Friday, February 29, 2008

Understanding Formerly Clseted Gays

A situation came up involving two of my dearest friends that made me think of fights I had with my former boy friend that would basically arise from the inability of someone who has never been in the closet to understand and have empathy for how a formerly closeted gay may act at times, not out of any intention of hurting the partner, but rather to avoid controversy or even just reacting without thinking when confronted with an unexpected situation or question. Even though one has come out and made huge progress with putting aside the indoctrination with which they were raised, from time to time situations can occur where the formerly closeted partner may act in a way that suggests shame or embarrassment about his orientation. In reality, such is not the case, yet that is the perception of the never closeted partner.

For example, one time we were riding in a cab from the airport and my former b/f kept trying to hold my hand in a way that to my perception was obnoxiously flaunting it to the cab driver. I felt uncomfortable and pulled my hand away, thereby unthinkingly causing World War III to erupt when we arrived at our hotel. I merely had felt uncomfortable and thought all the hand holding under the particular circumstances seemed somewhat rude to the driver. Therefore, I acted out of courtesy to the driver. I never intended a slight to my b/f, but he could not and would not accept my explanation, accused me of still being a “closet case,” and would not accept my apology. It was hours before things calmed down and reverted to normalcy.

Something similar happened to my friends and my formerly closeted friend acted without thinking, largely I suspect to avoid what he thought might be an awkward situation given the other people present.

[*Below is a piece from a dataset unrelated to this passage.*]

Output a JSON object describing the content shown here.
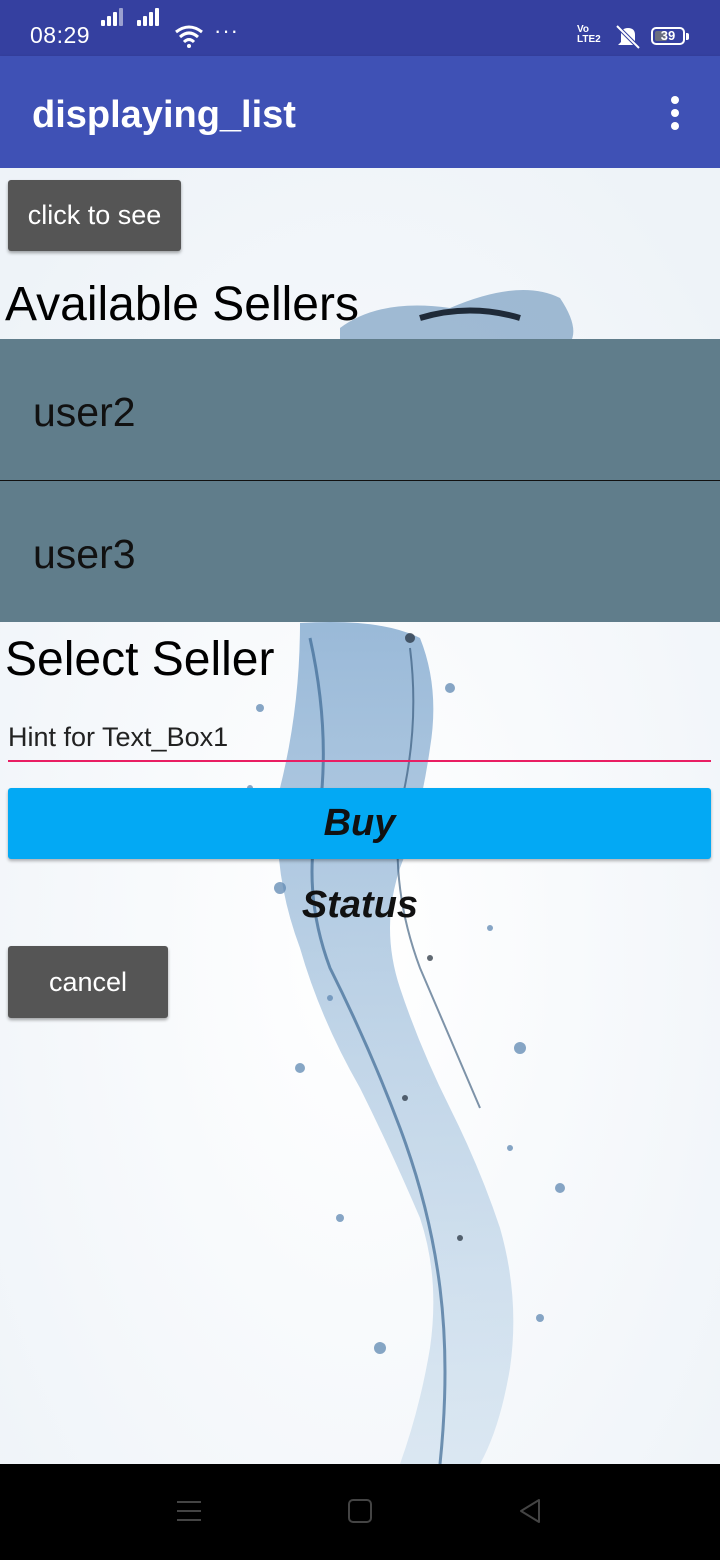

His partner who was never in the closet and who had a supportive family growing up perceived the action as a slight and a repudiation of sorts of their relationship much the way my ex b/f did with the cab incident. As happened to me, my formerly closeted friend found himself faced with his own World War III. I am 1000% confident that my formerly closeted friend – who grew up in a family that makes mine look like liberal socialists in comparison – never intended to slight his partner (who he loves dearly) in any way whatsoever. Yet, I doubt my never closeted friend will ever fully believe it.

Being in the closet truly does damage. The longer one is in the closet and/or the more arch-conservative and anti-gay one’s upbringing, the harder it is to put it all fully behind you. Try as you might, from time to time it may unconsciously impact on your actions – particularly in the eyes of those never in the closet - even after one has been out and proud for years. Those who have never been in the closet sadly do not understand this phenomenon and perhaps never will. They have not lived it and experienced its insidious effects. Empathy is a two way street. A never closet partner needs to have some empathy for what their partner has been through and try to understand some of the after effects. I hope my never closeted friend realizes the wonderful treasure he has in his partner and forgives his unintended perceived offense. Would that I had someone in my life who loved me as much.